“The Slash’s blistering speed and downhill wizardry helped propel it to the front of the pack in the battle for Mountain Bike of the Year, along with the fact that it’s a sign of the future in both the enduro and the DH race worlds. There’s no doubt that 29ers have left their awkward adolescent stage far behind, and in 2017 it was the Slash that epitomized just how capable they’ve become.”
Selecting the Bike of the Year is never a simple task, and choosing the winner for 2017 was no exception. Even after culling the list of contenders down to five finalists there were still plenty of lively debates about which model should take the prize, a sign of just how tight the competition was this year. But as we all know, there can only be one winner, and this year the award for Pinkbike’s Mountain Bike of the Year goes to the Trek Slash.
The Slash was completely revamped for 2017, and, in a move that came as a surprise to many riders, Trek released it solely with 29” wheels. That proved to be a hint of things to come, and there are now more long travel 29ers on the market than ever before. That flood hasn’t subsided yet, and with 2018 nearly upon us the next wave of burly big wheelers are already beginning to arrive.
Trek didn’t hold back when they designed the Slash, giving it a 65-degree head angle, 150mm of rear travel, and a carbon frame that posesses a level of stiffness typically reserved for downhill bikes. It’s a bike that’ll make mincemeat of the most technical terrain around, and as Mike Kazimer wrote in his review,
“It’s one of those bikes that makes you think, ‘I’ve got this,’ time after time, no matter how treacherous the trail ahead appears. Feel like taking that cheeky inside line, the one with the nearly ninety-degree exit?

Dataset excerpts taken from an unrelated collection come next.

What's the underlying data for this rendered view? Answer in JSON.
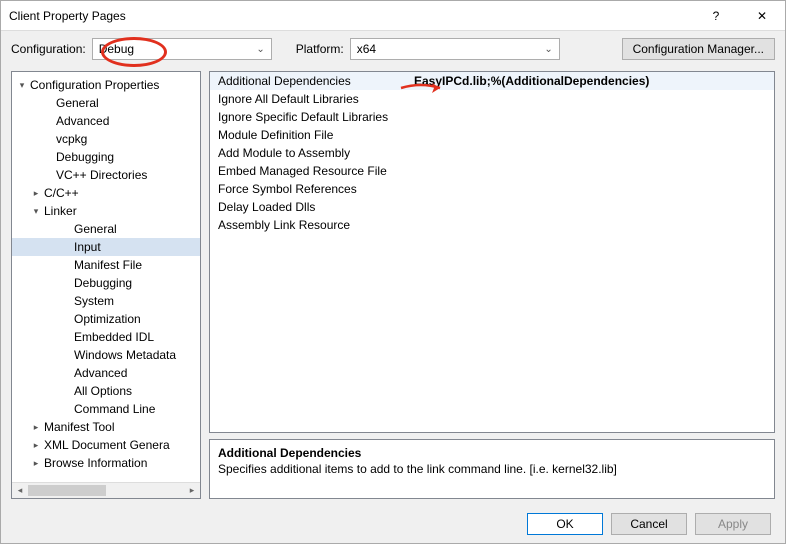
{
  "window": {
    "title": "Client Property Pages",
    "help": "?",
    "close": "✕"
  },
  "toprow": {
    "config_label": "Configuration:",
    "config_value": "Debug",
    "platform_label": "Platform:",
    "platform_value": "x64",
    "manager_btn": "Configuration Manager..."
  },
  "tree": [
    {
      "t": "▾",
      "lvl": "i0",
      "label": "Configuration Properties",
      "exp": true
    },
    {
      "t": "",
      "lvl": "i1",
      "label": "General"
    },
    {
      "t": "",
      "lvl": "i1",
      "label": "Advanced"
    },
    {
      "t": "",
      "lvl": "i1",
      "label": "vcpkg"
    },
    {
      "t": "",
      "lvl": "i1",
      "label": "Debugging"
    },
    {
      "t": "",
      "lvl": "i1",
      "label": "VC++ Directories"
    },
    {
      "t": "▸",
      "lvl": "i1b",
      "label": "C/C++"
    },
    {
      "t": "▾",
      "lvl": "i1b",
      "label": "Linker",
      "exp": true
    },
    {
      "t": "",
      "lvl": "i2",
      "label": "General"
    },
    {
      "t": "",
      "lvl": "i2",
      "label": "Input",
      "sel": true
    },
    {
      "t": "",
      "lvl": "i2",
      "label": "Manifest File"
    },
    {
      "t": "",
      "lvl": "i2",
      "label": "Debugging"
    },
    {
      "t": "",
      "lvl": "i2",
      "label": "System"
    },
    {
      "t": "",
      "lvl": "i2",
      "label": "Optimization"
    },
    {
      "t": "",
      "lvl": "i2",
      "label": "Embedded IDL"
    },
    {
      "t": "",
      "lvl": "i2",
      "label": "Windows Metadata"
    },
    {
      "t": "",
      "lvl": "i2",
      "label": "Advanced"
    },
    {
      "t": "",
      "lvl": "i2",
      "label": "All Options"
    },
    {
      "t": "",
      "lvl": "i2",
      "label": "Command Line"
    },
    {
      "t": "▸",
      "lvl": "i1b",
      "label": "Manifest Tool"
    },
    {
      "t": "▸",
      "lvl": "i1b",
      "label": "XML Document Genera"
    },
    {
      "t": "▸",
      "lvl": "i1b",
      "label": "Browse Information"
    }
  ],
  "grid": [
    {
      "name": "Additional Dependencies",
      "val": "EasyIPCd.lib;%(AdditionalDependencies)",
      "bold": true,
      "sel": true
    },
    {
      "name": "Ignore All Default Libraries",
      "val": ""
    },
    {
      "name": "Ignore Specific Default Libraries",
      "val": ""
    },
    {
      "name": "Module Definition File",
      "val": ""
    },
    {
      "name": "Add Module to Assembly",
      "val": ""
    },
    {
      "name": "Embed Managed Resource File",
      "val": ""
    },
    {
      "name": "Force Symbol References",
      "val": ""
    },
    {
      "name": "Delay Loaded Dlls",
      "val": ""
    },
    {
      "name": "Assembly Link Resource",
      "val": ""
    }
  ],
  "desc": {
    "title": "Additional Dependencies",
    "body": "Specifies additional items to add to the link command line. [i.e. kernel32.lib]"
  },
  "buttons": {
    "ok": "OK",
    "cancel": "Cancel",
    "apply": "Apply"
  }
}
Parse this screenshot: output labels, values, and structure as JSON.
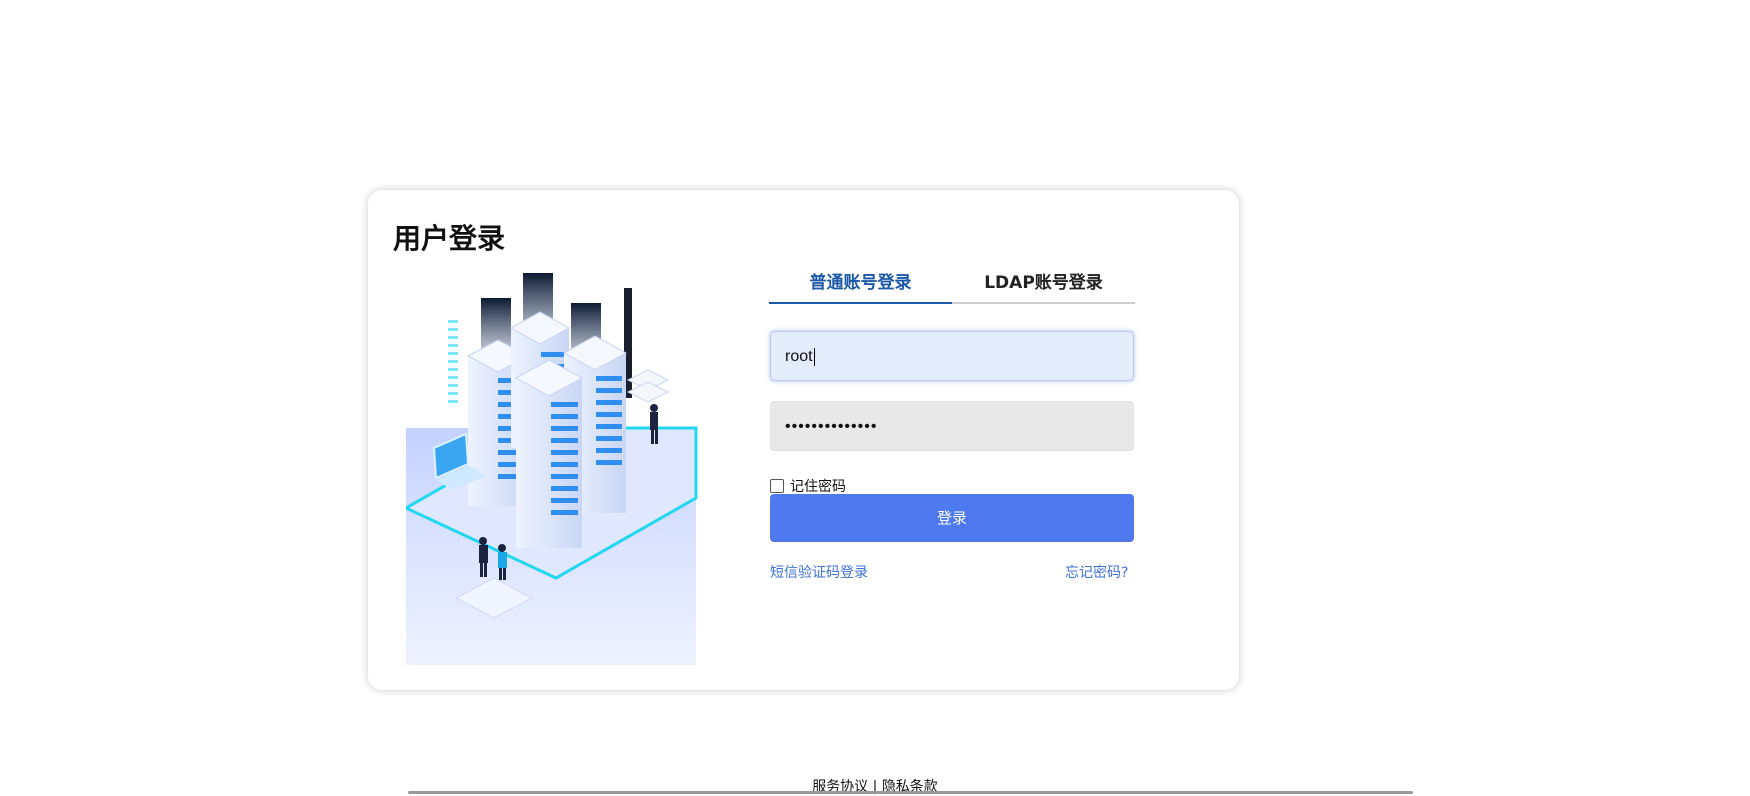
{
  "card": {
    "title": "用户登录"
  },
  "tabs": [
    {
      "label": "普通账号登录",
      "active": true
    },
    {
      "label": "LDAP账号登录",
      "active": false
    }
  ],
  "form": {
    "username_value": "root",
    "password_value": "••••••••••••••",
    "remember_label": "记住密码",
    "remember_checked": false,
    "submit_label": "登录"
  },
  "links": {
    "sms_login": "短信验证码登录",
    "forgot_password": "忘记密码?"
  },
  "footer": {
    "service_agreement": "服务协议",
    "separator": "|",
    "privacy_terms": "隐私条款"
  },
  "colors": {
    "accent": "#4f79ee",
    "active_tab": "#1c58a8",
    "link": "#3d72d6"
  },
  "icons": {
    "illustration": "server-datacenter-illustration"
  }
}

Or would you rather go wide, blazing a round, clean arc on the very edge of the trail? In either case, the Slash is an unflinching machine, no matter how hard it’s pushed.”
Of course, the Slash’s geometry numbers mean this isn’t going to be the best choice for taking on mellower trail rides, but luckily there’s nothing in the rulebook that says the bike of the year needs to be a practical option for everyone. It wouldn’t be a stretch to call this an ‘aspirational’ bike; it’ll make riders who live in locations with a lack of vertical daydream about hitting the road in search of rougher and steeper terrain.